Blommer Chocolate also has a plant in East Greenville - north of Pennsburg and Red Hill - in the northern portion of Montgomery County in eastern Pennsylvania, on the East Penn Railway line - originally the Perkiomen Branch of the Reading Railroad.

In the Phoenixville/ Devault area - NW of Philadelphia - about 10 or 15 years ago, I believe that ConRail derailed like 6 tank cars of corn syrup that were destined to the now-defunct American Sweeteners plant there. They leaked, and when the corn syrup was exposed to air, it decomposed, which releases large quantites of heat, so I read someplace that the stuff started to smolder, and then burn - the fire companies had to be called to hose it down until it could be excavated and disposed of properly. True or not - I don’t know, but I’m pretty sure that’s what I read about it.

  • Paul North.

A few years ago 5 box cars of cocoa beans fell off a barge into the East River off of Brooklyn when the barge sunk. There was a chocolate plant over by river in that industrial area, but I cannot remember where or what company it was.

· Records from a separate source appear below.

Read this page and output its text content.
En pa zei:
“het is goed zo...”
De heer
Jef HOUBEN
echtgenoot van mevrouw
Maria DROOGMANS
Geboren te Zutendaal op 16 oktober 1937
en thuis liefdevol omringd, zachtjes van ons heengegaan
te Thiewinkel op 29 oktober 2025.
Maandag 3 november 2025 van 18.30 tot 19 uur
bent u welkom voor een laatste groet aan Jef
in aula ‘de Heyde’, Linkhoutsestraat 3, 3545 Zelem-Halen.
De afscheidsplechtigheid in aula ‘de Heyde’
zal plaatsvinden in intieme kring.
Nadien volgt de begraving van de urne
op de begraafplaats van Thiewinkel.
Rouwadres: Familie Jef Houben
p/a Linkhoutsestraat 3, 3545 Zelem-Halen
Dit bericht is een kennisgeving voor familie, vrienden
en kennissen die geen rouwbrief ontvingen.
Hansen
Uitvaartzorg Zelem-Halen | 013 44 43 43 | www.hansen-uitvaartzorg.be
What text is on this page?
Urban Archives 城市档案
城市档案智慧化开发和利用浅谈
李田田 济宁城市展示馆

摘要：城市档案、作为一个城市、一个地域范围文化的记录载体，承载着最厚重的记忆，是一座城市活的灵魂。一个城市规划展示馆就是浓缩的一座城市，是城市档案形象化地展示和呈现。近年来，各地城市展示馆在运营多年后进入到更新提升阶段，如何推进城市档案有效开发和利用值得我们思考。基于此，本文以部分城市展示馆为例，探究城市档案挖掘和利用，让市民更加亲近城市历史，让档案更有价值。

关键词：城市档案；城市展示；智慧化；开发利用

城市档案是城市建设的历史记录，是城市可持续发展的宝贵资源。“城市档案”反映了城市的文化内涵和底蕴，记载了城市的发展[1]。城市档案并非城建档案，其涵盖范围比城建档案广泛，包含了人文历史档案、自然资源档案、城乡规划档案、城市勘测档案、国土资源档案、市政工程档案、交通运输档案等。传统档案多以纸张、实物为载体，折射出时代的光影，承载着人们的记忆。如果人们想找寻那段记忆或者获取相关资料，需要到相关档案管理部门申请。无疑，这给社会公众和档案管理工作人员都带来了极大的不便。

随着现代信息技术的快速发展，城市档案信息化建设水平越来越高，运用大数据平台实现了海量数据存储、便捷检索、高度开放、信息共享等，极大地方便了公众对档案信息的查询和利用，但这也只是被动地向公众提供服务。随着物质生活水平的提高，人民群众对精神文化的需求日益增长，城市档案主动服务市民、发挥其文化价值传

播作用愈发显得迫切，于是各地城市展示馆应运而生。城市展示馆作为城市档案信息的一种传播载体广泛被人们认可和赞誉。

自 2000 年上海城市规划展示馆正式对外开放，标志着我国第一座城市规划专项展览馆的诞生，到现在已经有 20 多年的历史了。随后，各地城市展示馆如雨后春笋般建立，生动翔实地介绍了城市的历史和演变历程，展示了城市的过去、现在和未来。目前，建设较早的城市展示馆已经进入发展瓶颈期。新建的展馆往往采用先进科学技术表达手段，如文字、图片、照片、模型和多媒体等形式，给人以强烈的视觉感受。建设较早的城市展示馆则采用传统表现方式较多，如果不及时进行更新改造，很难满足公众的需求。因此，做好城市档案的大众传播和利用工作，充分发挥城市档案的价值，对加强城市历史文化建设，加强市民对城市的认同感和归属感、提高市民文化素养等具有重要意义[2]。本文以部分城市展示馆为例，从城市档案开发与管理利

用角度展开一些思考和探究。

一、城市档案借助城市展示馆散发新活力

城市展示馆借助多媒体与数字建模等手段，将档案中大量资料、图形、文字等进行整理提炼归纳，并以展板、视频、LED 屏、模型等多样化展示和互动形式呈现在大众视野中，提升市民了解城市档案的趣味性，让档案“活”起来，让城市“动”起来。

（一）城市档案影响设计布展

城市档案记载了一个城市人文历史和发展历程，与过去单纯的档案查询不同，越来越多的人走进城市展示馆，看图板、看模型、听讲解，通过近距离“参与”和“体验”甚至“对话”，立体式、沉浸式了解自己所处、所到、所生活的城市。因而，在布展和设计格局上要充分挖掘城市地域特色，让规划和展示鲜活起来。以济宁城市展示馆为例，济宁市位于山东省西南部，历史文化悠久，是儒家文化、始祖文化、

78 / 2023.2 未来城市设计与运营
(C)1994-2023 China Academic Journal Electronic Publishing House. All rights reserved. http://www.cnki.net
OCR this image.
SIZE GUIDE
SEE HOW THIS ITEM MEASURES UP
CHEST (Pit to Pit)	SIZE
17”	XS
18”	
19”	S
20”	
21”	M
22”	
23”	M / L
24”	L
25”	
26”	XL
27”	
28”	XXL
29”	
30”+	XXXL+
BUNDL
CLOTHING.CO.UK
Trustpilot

Here is one link that provides information concerning high fructose corn syrup: http://www.sweetsurprise.com/myths-and-facts/faqs-high-fructose-corn-syrup?utm_source=MSN&utm_medium=ppc&utm_term=high+fructose+corn+syrup&utm_content=HFCSFacts&utm_campaign=HFCSFacts

Another link tells of a possible danger from high fructose corn syrup: http://www.themoneytimes.com/20090831/heat-forms-toxic-substance-corn-syrups-id-1081949.html

You can also look at the Wikipedia link: http://en.wikipedia.org/wiki/High_fructose_corn_syrup

Now for a frightening question: would you take into your body 1-alpha-d-glucopyranosyl-2-beta-l-fructofuranocide? (that’s how I recall it is spelled; it’s going on fifty-three years since I studied sugars). That is another name, which gives the structure of the most common disaccharide, C12H22O11, which we usually call “sugar.”

Johnny

Which is similar to the time my brother told my Dad after hearing of an Ethylene glycol (main component of automobile anti-freeze) car derailment into Crowsnest Lake one fall, “now that lake won’t freeze for the next two winters”.